Gaziantep'te gece vakti iki apartman

9 ay sonra: Deprem Üzerine

Neredeyse 9 ay geçtikten sonra deprem sırasında yaşadıklarımı yazmaya başlayabilirim diye düşünüyordum ki, daha buna hazır olmadığımı fark ettim. Üzerinden iki haftadan da daha fazla zaman geçmiş.

Blogu tekrar hareketlendireyim diye uğraşıyordum Ocak sonu, Şubat başında. Eski linkleri düzelttim, haritaları temizledim, arama motorlarıyla bağlantıları ayarladım, bundan sonra haftada bir yeni yazı koyarım buraya düşüncesindeydim. Hayatımı kolaylaştıran bir şeyler de vardı, yıllarca Windows köleliğinden sonra Mac kullanmaya başlamıştım, yazı yazmak, bir şeyler paylaşmak için bulunmayacak nimetti.

Ocak sonu, 2023’te, iki haftalığına, Almanya’ya gitmeden önce kardeşimle zaman geçirmek için İstanbul’a gitmiştim. Kardeşimle uzun ve eğlenceli bir ilişkimiz olagelmiştir. İlhan benim tam ters kutbumda yer alan, dostluğunun kıymetine ancak 30’lu yaşlarında sonunda farkına varabildiğim bir insan. Dost dost diye nicesine sarıldık, ta en ufaklığımdan beri aynı odayı paylaştığım herif gerçek dostummuş, bunu da insan 40’lı yaşlarına geldiğinde fark edebiliyormuş.

İstanbul’da biraderin rahat ve güzel bir hayatı vardı. Ben de arada yancı olarak gidiyordum. Kardeşim, benden epeyi farklı olarak her şeyin en iyisini ister, çok zorlansa da elde eder. Yine buna benzer bir manevra gerçekleştirip, Kovid kapatılmaları başlamak üzereyken, Caddebostan’da denize nazır bir daireye kiracı olarak çıkmıştı. İstanbul’un akıl almaz gayrimenkul piyasası patlamadan hemen evvel.
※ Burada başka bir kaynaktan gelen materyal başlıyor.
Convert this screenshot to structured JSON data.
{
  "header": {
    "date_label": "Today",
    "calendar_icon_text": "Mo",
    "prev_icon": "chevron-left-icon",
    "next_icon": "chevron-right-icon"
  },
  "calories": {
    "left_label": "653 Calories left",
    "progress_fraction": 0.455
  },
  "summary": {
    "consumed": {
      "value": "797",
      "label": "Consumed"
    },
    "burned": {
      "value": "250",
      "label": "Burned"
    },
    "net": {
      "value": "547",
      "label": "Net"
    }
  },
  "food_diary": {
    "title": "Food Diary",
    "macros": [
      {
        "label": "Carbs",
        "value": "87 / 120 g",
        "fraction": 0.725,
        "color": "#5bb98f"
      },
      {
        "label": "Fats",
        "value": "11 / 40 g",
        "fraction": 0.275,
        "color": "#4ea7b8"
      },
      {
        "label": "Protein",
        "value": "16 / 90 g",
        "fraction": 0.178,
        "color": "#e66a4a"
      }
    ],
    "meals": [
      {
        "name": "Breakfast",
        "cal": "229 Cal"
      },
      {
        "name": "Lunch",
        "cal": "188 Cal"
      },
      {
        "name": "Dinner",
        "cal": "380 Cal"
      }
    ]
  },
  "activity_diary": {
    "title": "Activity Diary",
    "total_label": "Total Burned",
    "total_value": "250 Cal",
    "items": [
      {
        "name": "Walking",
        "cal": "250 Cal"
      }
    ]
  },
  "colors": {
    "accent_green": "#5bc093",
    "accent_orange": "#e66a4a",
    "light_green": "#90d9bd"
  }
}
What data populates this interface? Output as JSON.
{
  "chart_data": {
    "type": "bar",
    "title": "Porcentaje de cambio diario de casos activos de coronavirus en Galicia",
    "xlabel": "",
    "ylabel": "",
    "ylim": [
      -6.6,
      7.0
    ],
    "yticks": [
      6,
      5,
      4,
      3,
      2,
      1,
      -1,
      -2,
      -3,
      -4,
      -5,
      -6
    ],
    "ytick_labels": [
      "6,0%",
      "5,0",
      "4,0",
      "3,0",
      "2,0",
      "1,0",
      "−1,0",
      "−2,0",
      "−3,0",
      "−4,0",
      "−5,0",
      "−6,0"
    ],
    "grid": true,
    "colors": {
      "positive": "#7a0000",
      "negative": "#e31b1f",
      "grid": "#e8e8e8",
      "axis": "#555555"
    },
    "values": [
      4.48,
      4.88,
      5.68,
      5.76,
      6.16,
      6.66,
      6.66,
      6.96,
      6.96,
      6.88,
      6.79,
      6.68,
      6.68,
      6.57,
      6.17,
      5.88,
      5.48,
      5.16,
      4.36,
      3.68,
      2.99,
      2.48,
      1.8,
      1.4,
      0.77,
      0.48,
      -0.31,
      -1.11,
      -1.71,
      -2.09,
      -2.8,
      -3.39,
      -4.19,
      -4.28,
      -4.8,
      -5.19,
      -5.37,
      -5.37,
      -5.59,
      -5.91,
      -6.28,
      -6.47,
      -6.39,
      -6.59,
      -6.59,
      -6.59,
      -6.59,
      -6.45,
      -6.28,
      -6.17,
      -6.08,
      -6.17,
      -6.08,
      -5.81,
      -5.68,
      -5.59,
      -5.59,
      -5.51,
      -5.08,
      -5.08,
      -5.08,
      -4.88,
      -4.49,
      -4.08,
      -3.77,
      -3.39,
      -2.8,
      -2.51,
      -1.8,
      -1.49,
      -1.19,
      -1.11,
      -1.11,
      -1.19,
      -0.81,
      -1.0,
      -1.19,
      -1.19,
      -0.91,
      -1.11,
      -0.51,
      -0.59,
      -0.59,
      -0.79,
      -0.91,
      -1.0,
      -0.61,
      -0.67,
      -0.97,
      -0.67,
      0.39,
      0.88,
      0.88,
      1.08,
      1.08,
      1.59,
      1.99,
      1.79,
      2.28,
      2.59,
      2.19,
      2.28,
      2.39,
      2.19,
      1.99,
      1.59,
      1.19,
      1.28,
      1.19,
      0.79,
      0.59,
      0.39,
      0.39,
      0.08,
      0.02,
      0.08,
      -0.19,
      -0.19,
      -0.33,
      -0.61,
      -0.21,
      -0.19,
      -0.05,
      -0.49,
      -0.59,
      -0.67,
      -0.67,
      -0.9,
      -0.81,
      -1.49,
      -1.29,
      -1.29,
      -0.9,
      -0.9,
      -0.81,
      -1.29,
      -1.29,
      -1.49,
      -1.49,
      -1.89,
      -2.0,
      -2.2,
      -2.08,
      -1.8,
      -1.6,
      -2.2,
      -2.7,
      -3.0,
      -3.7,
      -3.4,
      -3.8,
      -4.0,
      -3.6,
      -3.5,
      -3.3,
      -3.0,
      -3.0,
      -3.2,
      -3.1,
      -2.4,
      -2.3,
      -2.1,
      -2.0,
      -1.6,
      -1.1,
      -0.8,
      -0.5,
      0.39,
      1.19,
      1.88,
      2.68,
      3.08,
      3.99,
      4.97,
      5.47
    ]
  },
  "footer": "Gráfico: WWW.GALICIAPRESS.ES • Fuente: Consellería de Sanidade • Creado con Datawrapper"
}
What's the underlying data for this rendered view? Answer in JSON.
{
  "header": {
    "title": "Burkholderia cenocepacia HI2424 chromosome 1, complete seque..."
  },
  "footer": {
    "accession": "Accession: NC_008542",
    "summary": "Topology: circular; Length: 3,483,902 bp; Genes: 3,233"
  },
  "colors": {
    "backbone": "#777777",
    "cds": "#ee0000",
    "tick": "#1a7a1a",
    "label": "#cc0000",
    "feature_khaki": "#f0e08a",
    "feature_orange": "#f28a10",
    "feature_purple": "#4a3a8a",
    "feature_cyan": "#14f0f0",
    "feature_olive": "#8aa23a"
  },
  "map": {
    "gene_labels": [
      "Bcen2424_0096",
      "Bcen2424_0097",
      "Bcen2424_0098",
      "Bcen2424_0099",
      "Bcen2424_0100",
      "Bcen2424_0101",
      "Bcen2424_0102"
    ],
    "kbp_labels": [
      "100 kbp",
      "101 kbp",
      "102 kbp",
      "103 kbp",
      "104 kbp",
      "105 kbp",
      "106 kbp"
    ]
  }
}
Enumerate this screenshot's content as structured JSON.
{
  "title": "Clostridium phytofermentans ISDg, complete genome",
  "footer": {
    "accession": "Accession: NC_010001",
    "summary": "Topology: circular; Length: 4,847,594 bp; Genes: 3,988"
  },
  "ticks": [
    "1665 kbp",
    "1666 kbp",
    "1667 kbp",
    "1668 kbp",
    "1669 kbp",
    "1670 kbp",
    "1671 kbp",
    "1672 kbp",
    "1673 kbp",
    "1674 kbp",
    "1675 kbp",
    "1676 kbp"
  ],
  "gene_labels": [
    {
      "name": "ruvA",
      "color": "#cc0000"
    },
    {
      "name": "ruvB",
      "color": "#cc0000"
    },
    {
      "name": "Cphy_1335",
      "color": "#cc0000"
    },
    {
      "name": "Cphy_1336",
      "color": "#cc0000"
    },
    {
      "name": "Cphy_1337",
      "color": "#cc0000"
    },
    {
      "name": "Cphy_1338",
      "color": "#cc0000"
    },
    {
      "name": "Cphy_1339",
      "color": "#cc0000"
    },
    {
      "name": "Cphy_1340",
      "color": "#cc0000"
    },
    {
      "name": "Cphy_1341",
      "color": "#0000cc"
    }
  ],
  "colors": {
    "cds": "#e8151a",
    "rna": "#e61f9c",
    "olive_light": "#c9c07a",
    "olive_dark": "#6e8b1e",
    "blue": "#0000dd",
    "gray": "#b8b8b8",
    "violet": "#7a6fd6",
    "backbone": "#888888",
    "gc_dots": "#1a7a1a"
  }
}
Ben de tabii, her akademik ve aklı başında abinin yapacağı gibi bin tane nasihat verdim kardeşime, oğlum böyle yapma, bir ev al, oradan ayrılma gibi hayli sıkıcı laflar ettim. Onun da doğal olarak bir kulağından girdi, ötekinden de çıktı. Tanıdığım kadarıyla ilk kulağa bile tesir etmemiş olabilir benim söylediklerim.

Ocak’ta zaten kızımın da sömestir tatili olduğu için eşim Ankara’ya gitti, ben Ankara’da kayınvalidelerin yanında ne işim var diye kardeşimin yanına kaçtım. Bir hafta sonu kızım ve eşim İstanbul’a geldiler, gezdik eğlendik, onlar geri döndüler.

Ben de Gaziantep’te yaşadığım için uzak düştüğüm arkadaşları eski dostları gördüm, kafamda bir türlü kavuşturamadığım meseleleri ve yeni makaleleri netleştirdim.

Şubat başında kızımın okulu açılacağı için geri dönecek şekilde, ben İstanbul’dan, eşim de kızımızla Ankara’dan biletlerimizi almıştık. Tabii, Gaziantep biletleri uçuk rakamlar olduğu için ikimiz de aynı güne denk getiremedik. Sonra neden aynı gün geri dönmedik diye -ben daha geçe kaldığım için- çok vicdan azabı çektim. Eşimle kızım Ankara’dan 3 Şubat’ta bilet aldılar, ben de 6 Şubat’a İstanbul yeni havalimanından bilet aldım.

5 Şubat akşamı, annemle babam da İstanbul’da kardeşimin evindeydi. Kardeşimin İstanbul’daki son günleri olduğu için ailecek bir yemek yiyelim demiştik. Zira, kardeşim de Almanya’ya taşınmak üzereydi bir süre sonra. Güzelim evini kapatacak, Almanya’da yeniden başlayacaktı. Yaptığının en azından Türkiye’nin o andaki şartları için çok doğru bir şey olduğunu, kafasında kalan soru işaretlerini çok umursamaması gerektiğini anlatmaya çalışıyordum.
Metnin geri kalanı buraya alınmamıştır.